Original comments: 366684
Valuable comments: 23263
Filtered out 343421 low-quality comments.


**Step 2: Empathic tone sentiment analysis with Textblob**

In [127]:
# Install textblob in your environment if you haven't
!pip install textblob



In [128]:
from textblob import TextBlob

# Define a function to get sentiment polarity
def get_sentiment(text):
    try:
        return TextBlob(text).sentiment.polarity
    except:
        return 0  # Neutral if there's an error

# Calculate sentiment for each valuable comment
# This might take a minute for large datasets
print("Calculating sentiment for valuable comments...")
valuable_comments_df['sentiment'] = valuable_comments_df['cleaned_text'].apply(get_sentiment)
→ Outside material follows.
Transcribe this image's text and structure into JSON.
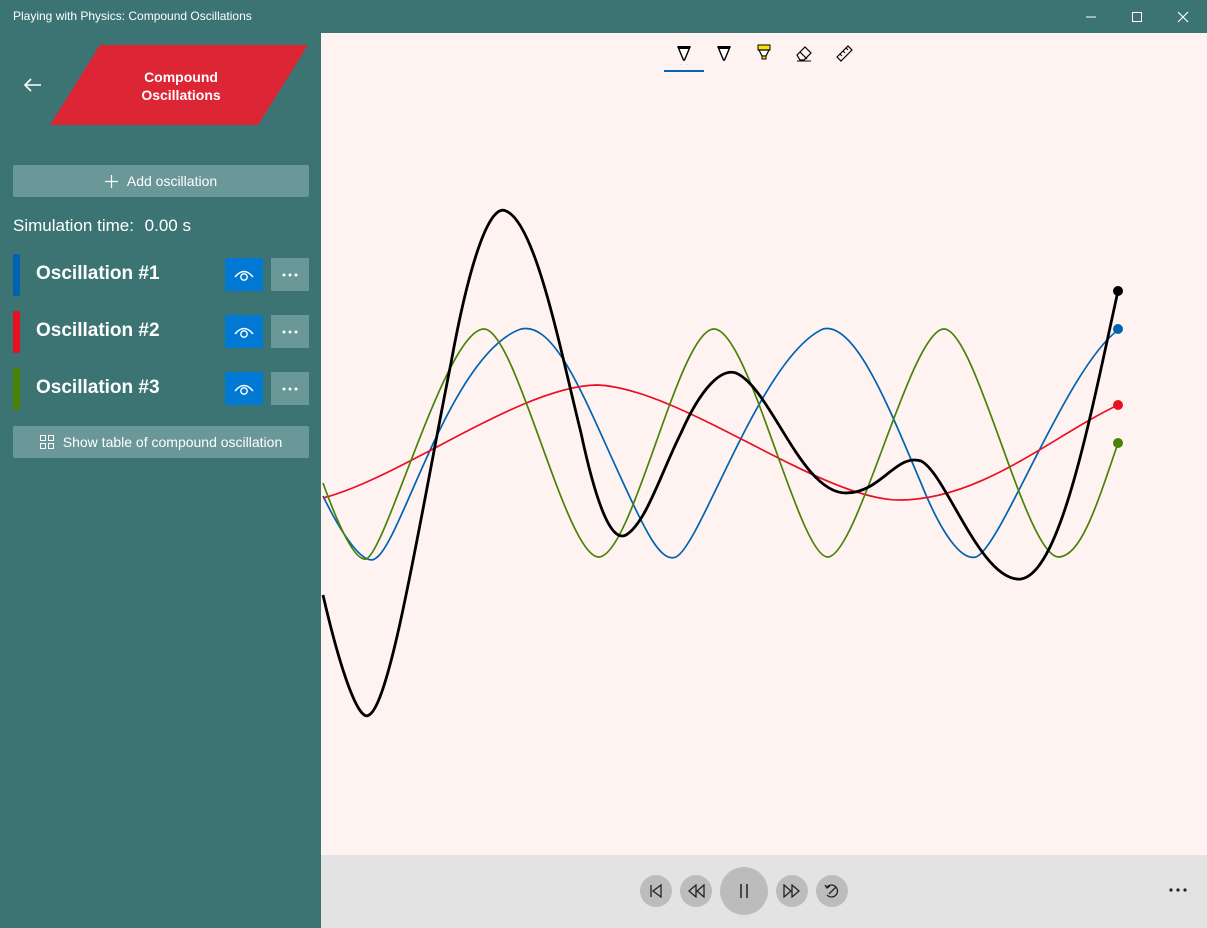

# Now, filter for comments with positive sentiment (empathy, support)
empathic_comments_df = valuable_comments_df[valuable_comments_df['sentiment'] > 0.3].copy()

# Sort by the most upvoted AND most positive to see the best examples
most_empathic_comments = empathic_comments_df.sort_values(['score', 'sentiment'], ascending=[False, False])

print(f"\nEmpathic and valuable comments: {len(empathic_comments_df)}")
print("\nTop 5 most upvoted empathic comments:")
for _, row in most_empathic_comments.head(5).iterrows():
    print(f"[Score: {row['score']}, Sentiment: {row['sentiment']:.2f}]: {row['cleaned_text'][:200]}...")

Calculating sentiment for valuable comments...

Empathic and valuable comments: 7004

Top 5 most upvoted empathic comments:
[Score: 1443, Sentiment: 0.30]: sounds like you the vet did all they could. they really do go downhill fast. i experienced something similar in january when i lost my year old boy. i hope you're ok i send hugs...
[Score: 1432, Sentiment: 0.45]: please tell me your dad does not have access to this cat. i honestly fear what he might be willing to do while you're away to better your life....
[Score: 1280, Sentiment: 1.00]: im not exaggerating when i say that i would die for antonio. what an absolutely perfect gentleman!...
[Score: 1273, Sentiment: 0.42]: you already have sweetheart. i've been rescuing dogs for yrs. he can feel your love. and he won't be alone at the end. that's a beautiful legacy for a dog to have a proud, loving owner until the end. ...
[Score: 1193, Sentiment: 0.49]: i think from penelopes perspective it was the best way to die. no stress from goin

In [129]:
# Get the unique 'post_id's from our filtered, empathic comments
# These are the posts that sparked high-quality discussion
valuable_post_ids = empathic_comments_df['post_id'].unique()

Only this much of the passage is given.